中国的社会却并不如此。说是旧罢,六十岁的老翁也会打扑克。说是新罢,二十岁的青年也会弯腰曲背,也会摇头,也会抖腿,也会一句一“然而”。实际却处处是漠不关心,“无可无不可”。
因此,严又陵译《天演论》也罢,译《原富》也罢,译《穆勒名学》也罢,一般青年文学家介绍易卜生也罢,介绍托尔斯泰也罢,介绍罗曼·罗兰也罢,在中国看去,都好像是全没有什么。杜威来了么?这只是个美国的老头子罢了。罗素来了么?这只是个英国的小老头子罢了。泰戈尔来了么?这也只是印度的老老头子罢了。到得欢迎的宴会开完了,桌子上的果皮肉骨扔到了垃圾桶里,此等诸老的思想理论,也就全都扔到了垃圾桶里了!

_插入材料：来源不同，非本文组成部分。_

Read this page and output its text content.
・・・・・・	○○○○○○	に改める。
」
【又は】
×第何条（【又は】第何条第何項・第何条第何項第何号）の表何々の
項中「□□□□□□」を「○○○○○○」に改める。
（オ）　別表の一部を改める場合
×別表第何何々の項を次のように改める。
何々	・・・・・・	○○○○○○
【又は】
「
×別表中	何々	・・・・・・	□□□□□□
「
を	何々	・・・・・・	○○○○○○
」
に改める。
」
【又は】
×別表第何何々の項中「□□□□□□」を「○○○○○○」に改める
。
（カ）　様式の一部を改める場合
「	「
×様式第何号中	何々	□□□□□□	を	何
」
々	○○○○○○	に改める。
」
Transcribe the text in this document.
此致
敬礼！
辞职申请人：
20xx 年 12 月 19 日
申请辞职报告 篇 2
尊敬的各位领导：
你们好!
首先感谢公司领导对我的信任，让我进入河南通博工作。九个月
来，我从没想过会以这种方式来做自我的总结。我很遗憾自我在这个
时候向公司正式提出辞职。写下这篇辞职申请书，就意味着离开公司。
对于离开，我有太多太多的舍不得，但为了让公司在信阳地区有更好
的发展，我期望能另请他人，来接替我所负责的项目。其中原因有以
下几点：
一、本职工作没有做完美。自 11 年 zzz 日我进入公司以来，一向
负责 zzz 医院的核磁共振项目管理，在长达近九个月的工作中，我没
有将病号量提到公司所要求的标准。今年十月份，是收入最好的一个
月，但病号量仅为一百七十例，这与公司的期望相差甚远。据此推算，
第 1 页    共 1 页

因此,《茶花女》在中国的命运,也就可想而知。或者是当作闲书看看,或者是摘出一张“幕表”(!)来编排编排,归根结蒂,只是扔入垃圾桶而已。而他们法国人,可竟为了这一出戏,引起了社会上十五年的波动,也就未免太傻了。然而我费了一个多月的工夫把这一出戏译出,意思里可还希望国中能有什么一个两个人,能够欣赏这一出戏的艺术,能够对于剧中人的情事,细细加以思索。国中能有这样的一个两个人没有?要是有,我把这一部书呈献给他。